In 1843 McNaughton was tried for the murder of Edward Drummond, who at the time was the personal secretary to the Prime Minister Sir Robert Peel (ironically credited with the founding of the first ‘modern’ state-run police force). McNaughton suffered from delusions which led him to plan Peel’s murder by shooting him, but he mistook Drummond for the Prime Minister. Following the trial the House of Lords asked a panel of judges to provide guidance for juries who consider cases where a defendant pleads insanity, and they produced the McNaughton Rules.

The rules state: “To establish a defence on the ground of insanity it must be clearly proved that, at the time of committing the act, the party accused was labouring under such a defect of reason from disease of the mind, as not to know the nature and quality of the act he was doing, or if he did know it, that he did not know that what he was doing was wrong.”

A successful defence using the rules leads to acquittal with the special verdict ‘not guilty by reason of insanity’, and provides an interesting case where, despite the acquittal, the law still has a major say in the subsequent disposal of the accused. Under the most modern version of the law, the Criminal Procedure (Insanity and Unfitness to Plead) Act 1991, there are three possible disposals: they are absolute discharge, a Community Supervision Order or a Hospital Order (with or without a Restriction Order which effectively provides indefinite hospitalisation).

Psychiatry and the law have always been uneasy bed-fellows, but somehow we still get along. For example, the term, “insanity” is no longer used in psychiatry but is still enshrined in the “Insanity defence”. However both Psychiatry and the Law have both moved on (a little) since 1843, and while there are still a few cases each year where the Insanity defence is raised, there are also many other ways of dealing with mentally disordered offenders.

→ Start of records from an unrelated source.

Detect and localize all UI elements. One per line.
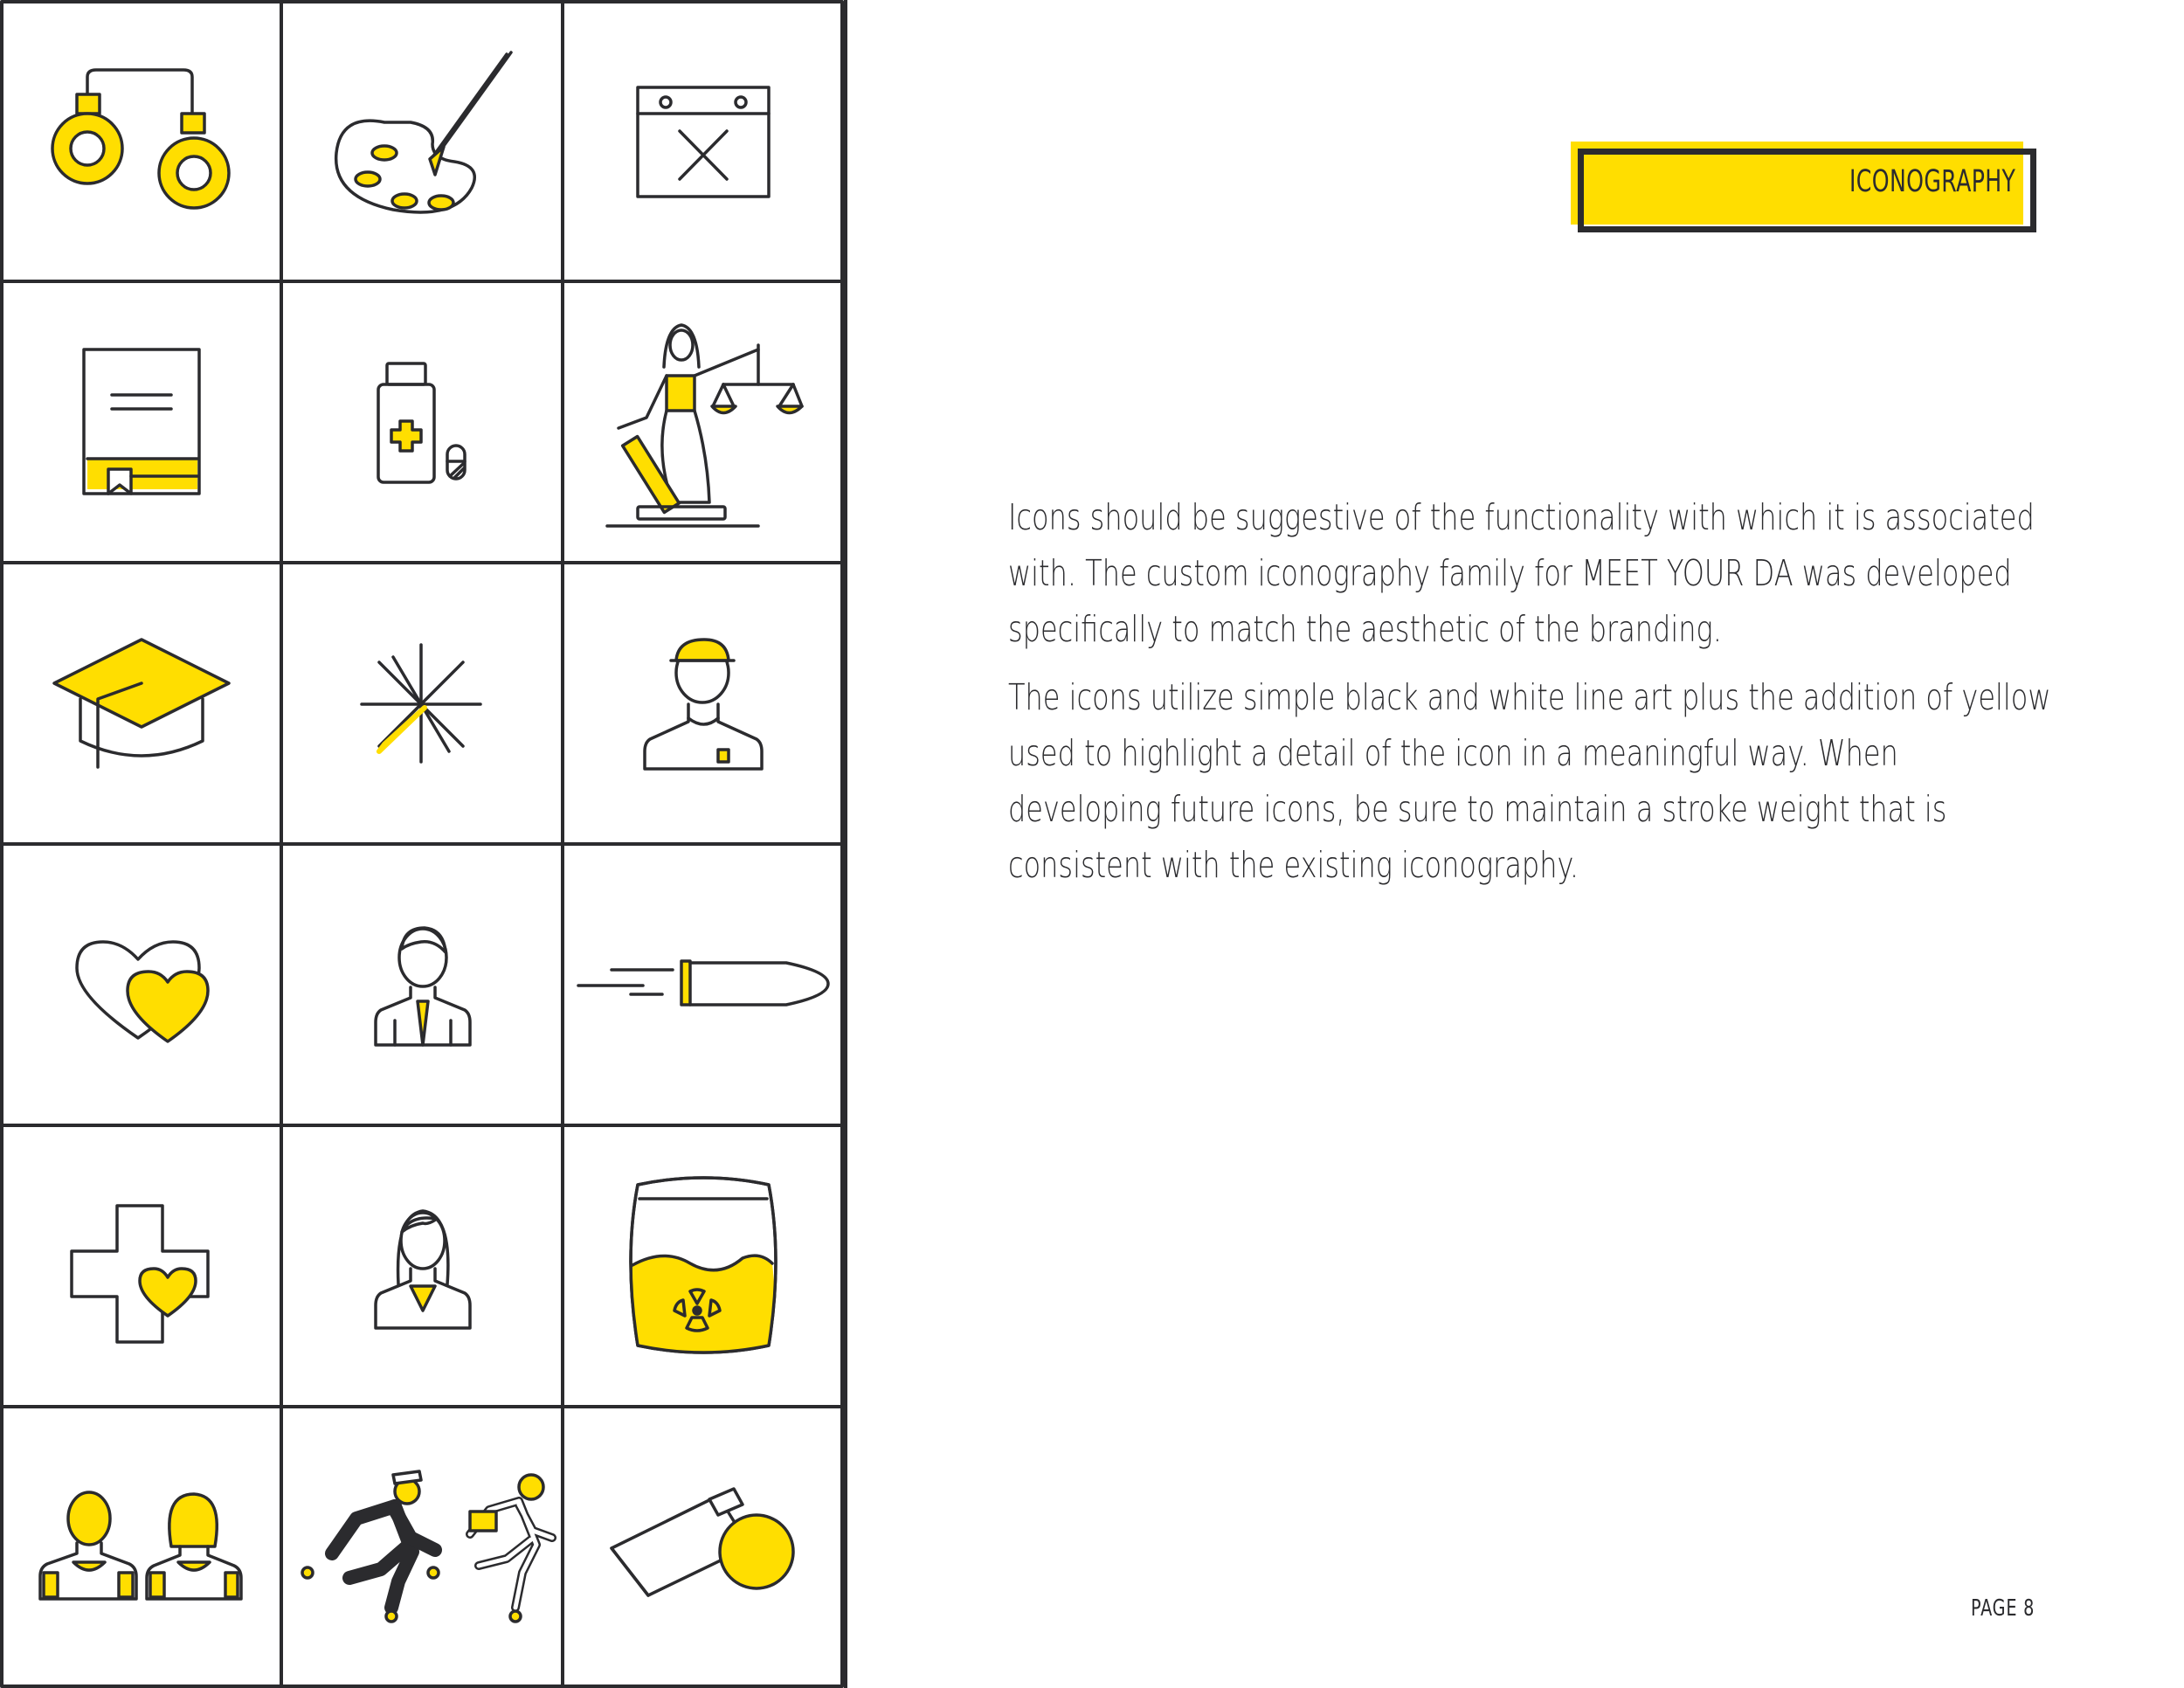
paragraph-intro: Icons should be suggestive of the functionality with which it is associated with. The custom iconography family for MEET YOUR DA was developed specifically to match the aesthetic of the branding. — [1008, 496, 2035, 650]
page-divider — [844, 0, 847, 1688]
grid-lines — [0, 0, 844, 1688]
calendar-cancel-icon — [638, 87, 769, 197]
starburst-icon — [362, 645, 480, 762]
whistle-icon — [612, 1489, 793, 1595]
handcuffs-icon — [52, 70, 229, 208]
page-number: PAGE 8 — [1971, 1595, 2035, 1622]
lady-justice-icon — [607, 325, 802, 526]
worker-cap-icon — [645, 640, 762, 769]
businesswoman-icon — [376, 1211, 470, 1328]
radioactive-barrel-icon — [631, 1178, 776, 1352]
section-heading — [1571, 142, 2038, 232]
two-hearts-icon — [77, 942, 208, 1041]
graduation-cap-icon — [54, 640, 229, 767]
icon-grid — [0, 0, 844, 1688]
man-woman-icon — [40, 1492, 241, 1599]
paint-palette-icon — [336, 52, 511, 212]
businessman-icon — [376, 928, 470, 1045]
medicine-bottle-icon — [378, 363, 465, 482]
medical-cross-heart-icon — [72, 1206, 208, 1342]
bullet-icon — [578, 961, 828, 1005]
paragraph-guidelines: The icons utilize simple black and white line art plus the addition of yellow used to highlight a detail of the icon in a meaningful way. When developing future icons, be sure to maintain a stroke weight that is consistent with the existing iconography. — [1008, 676, 2051, 886]
body-copy — [1008, 489, 2056, 905]
law-book-icon — [84, 349, 199, 494]
police-chase-icon — [302, 1471, 552, 1622]
section-heading-text: ICONOGRAPHY — [1849, 164, 2015, 199]
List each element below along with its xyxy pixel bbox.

For homicide cases we have the defence of diminished responsibility defined in Section 2(1) of the Homicide Act 1957. This states: “Where a person kills or is party to a killing of another, he shall not be convicted of murder if he was suffering from such abnormality of mind (whether arising from a condition of arrested or retarded development of mind or any inherent causes or induced by disease or injury) as substantially impaired his mental responsibility for his acts and omissions in doing or being a party to the killing.”

A specialised version of the diminished responsibility defence is enshrined in the Infanticide Act of 1938, which allows for a woman who kills her own child when it is aged less than one year, if she is mentally disordered as a result of the pregnancy or childbirth, or the effects of lactation.